Two-photon optics of Bessel-Gaussian modes

TL;DR

This paper develops a theoretical framework for two-photon quantum optics involving Bessel-Gaussian modes, demonstrating control over orbital angular momentum spectra and bandwidth through radial mode parameters, with experimental validation.

Contribution

It introduces a general theory for the OAM spectrum and Schmidt number of Bessel-Gaussian modes in quantum optics, and experimentally verifies the control over quantum correlations and mode bandwidth.

Findings

Theoretical expression for OAM spectrum and Schmidt number derived.

Experimental confirmation of spectrum flattening and increased bandwidth.

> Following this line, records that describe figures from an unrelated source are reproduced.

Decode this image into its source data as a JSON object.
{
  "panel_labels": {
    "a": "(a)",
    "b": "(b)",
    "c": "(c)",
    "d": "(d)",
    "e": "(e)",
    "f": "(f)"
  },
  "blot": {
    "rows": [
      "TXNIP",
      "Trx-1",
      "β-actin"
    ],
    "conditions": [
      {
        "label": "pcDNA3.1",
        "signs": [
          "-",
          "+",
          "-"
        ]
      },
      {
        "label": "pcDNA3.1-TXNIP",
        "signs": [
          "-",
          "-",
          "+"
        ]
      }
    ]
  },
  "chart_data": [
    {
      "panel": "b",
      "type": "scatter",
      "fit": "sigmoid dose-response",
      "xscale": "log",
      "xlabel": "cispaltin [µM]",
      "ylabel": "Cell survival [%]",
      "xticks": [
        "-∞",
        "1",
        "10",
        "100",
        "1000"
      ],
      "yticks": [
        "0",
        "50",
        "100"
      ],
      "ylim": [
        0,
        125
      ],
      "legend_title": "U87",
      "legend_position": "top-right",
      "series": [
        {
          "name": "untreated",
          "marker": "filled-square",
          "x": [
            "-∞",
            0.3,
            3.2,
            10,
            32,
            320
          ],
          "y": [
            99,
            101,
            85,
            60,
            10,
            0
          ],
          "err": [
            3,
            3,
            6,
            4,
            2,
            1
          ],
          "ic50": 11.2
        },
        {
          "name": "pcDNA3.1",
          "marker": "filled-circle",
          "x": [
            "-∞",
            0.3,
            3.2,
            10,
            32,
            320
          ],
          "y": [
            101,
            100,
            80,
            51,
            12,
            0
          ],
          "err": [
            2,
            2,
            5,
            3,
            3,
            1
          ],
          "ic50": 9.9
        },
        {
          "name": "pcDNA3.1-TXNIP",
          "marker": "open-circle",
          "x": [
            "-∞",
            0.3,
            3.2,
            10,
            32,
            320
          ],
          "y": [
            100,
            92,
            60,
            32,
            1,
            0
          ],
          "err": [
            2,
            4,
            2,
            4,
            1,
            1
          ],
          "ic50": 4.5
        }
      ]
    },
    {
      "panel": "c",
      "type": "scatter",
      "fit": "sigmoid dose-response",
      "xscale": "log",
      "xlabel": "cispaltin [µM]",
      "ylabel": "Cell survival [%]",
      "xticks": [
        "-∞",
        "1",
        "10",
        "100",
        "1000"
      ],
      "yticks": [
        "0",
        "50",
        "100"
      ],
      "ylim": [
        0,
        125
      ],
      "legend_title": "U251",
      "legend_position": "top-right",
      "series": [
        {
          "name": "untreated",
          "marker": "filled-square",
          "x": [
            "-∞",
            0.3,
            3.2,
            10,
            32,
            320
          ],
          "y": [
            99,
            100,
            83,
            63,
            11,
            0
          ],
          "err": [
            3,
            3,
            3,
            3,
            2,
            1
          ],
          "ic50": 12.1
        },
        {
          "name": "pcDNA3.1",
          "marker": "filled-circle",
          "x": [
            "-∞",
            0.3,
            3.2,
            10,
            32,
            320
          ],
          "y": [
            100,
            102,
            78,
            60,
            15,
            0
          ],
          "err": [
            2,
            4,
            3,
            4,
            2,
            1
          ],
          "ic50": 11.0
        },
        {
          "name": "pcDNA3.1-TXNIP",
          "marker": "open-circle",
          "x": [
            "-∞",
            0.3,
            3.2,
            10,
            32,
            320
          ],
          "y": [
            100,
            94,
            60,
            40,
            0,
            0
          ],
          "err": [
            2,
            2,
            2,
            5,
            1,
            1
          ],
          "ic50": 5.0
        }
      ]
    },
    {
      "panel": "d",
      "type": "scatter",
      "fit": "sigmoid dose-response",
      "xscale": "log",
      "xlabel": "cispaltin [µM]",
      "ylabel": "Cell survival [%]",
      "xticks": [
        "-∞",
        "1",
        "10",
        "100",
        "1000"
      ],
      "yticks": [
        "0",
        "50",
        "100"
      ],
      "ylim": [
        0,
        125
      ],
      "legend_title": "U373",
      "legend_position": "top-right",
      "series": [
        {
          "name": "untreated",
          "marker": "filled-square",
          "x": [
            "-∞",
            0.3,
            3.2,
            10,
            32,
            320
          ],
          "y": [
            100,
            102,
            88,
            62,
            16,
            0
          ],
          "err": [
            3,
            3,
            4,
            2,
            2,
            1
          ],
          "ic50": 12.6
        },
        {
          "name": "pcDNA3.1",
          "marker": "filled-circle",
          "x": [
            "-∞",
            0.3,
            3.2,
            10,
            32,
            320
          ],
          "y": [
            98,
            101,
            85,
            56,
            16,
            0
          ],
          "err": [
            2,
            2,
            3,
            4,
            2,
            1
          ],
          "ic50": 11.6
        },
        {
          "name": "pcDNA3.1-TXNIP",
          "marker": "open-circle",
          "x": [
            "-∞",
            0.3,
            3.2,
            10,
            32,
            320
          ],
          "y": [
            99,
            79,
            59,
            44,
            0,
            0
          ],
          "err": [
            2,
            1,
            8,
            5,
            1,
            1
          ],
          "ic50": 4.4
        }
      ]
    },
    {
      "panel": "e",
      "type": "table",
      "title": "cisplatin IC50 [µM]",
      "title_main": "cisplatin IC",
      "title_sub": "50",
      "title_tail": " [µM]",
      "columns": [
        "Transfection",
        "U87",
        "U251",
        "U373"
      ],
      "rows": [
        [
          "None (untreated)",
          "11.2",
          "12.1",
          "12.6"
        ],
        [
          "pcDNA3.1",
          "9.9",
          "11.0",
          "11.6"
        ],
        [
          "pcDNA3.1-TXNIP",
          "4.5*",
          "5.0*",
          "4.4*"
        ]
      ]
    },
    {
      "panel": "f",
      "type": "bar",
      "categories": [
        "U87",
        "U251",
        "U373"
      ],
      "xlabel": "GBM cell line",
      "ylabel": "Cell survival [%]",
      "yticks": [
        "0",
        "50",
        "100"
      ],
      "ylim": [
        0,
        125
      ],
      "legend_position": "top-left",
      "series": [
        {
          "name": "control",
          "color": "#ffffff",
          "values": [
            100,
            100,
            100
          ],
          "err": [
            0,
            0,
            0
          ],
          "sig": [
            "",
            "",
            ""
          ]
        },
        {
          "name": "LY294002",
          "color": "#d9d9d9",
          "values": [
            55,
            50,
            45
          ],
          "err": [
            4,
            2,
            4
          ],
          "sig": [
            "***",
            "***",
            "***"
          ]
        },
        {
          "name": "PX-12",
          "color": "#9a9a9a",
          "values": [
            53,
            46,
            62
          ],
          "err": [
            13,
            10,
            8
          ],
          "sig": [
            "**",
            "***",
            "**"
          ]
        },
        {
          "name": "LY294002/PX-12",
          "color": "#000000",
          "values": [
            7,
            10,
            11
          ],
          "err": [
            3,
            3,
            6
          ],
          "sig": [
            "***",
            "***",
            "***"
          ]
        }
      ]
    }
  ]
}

Control over quantum state dimensionality demonstrated.

Abstract

In this paper we consider geometrical two-photon optics of Bessel-Gaussian modes generated in spontaneous parametric down-conversion of a Gaussian pump beam. We provide a general theoretical expression for the orbital angular momentum (OAM) spectrum and Schmidt number in this basis and show how this may be varied by control over the radial degree of freedom, a continuous parameter in Bessel-Gaussian modes. As a test we first implement a back-projection technique to classically predict, by experiment, the quantum correlations for Bessel-Gaussian modes produced by three holographic masks, a blazed axicon, binary axicon and a binary Bessel function. We then proceed to test the theory on the down-converted photons using the binary Bessel mask. We experimentally quantify the number of usable OAM modes and confirm the theoretical prediction of a flattening in the OAM spectrum and a concomitant increase in the OAM bandwidth. The results have implications for the control of dimensionality in quantum states.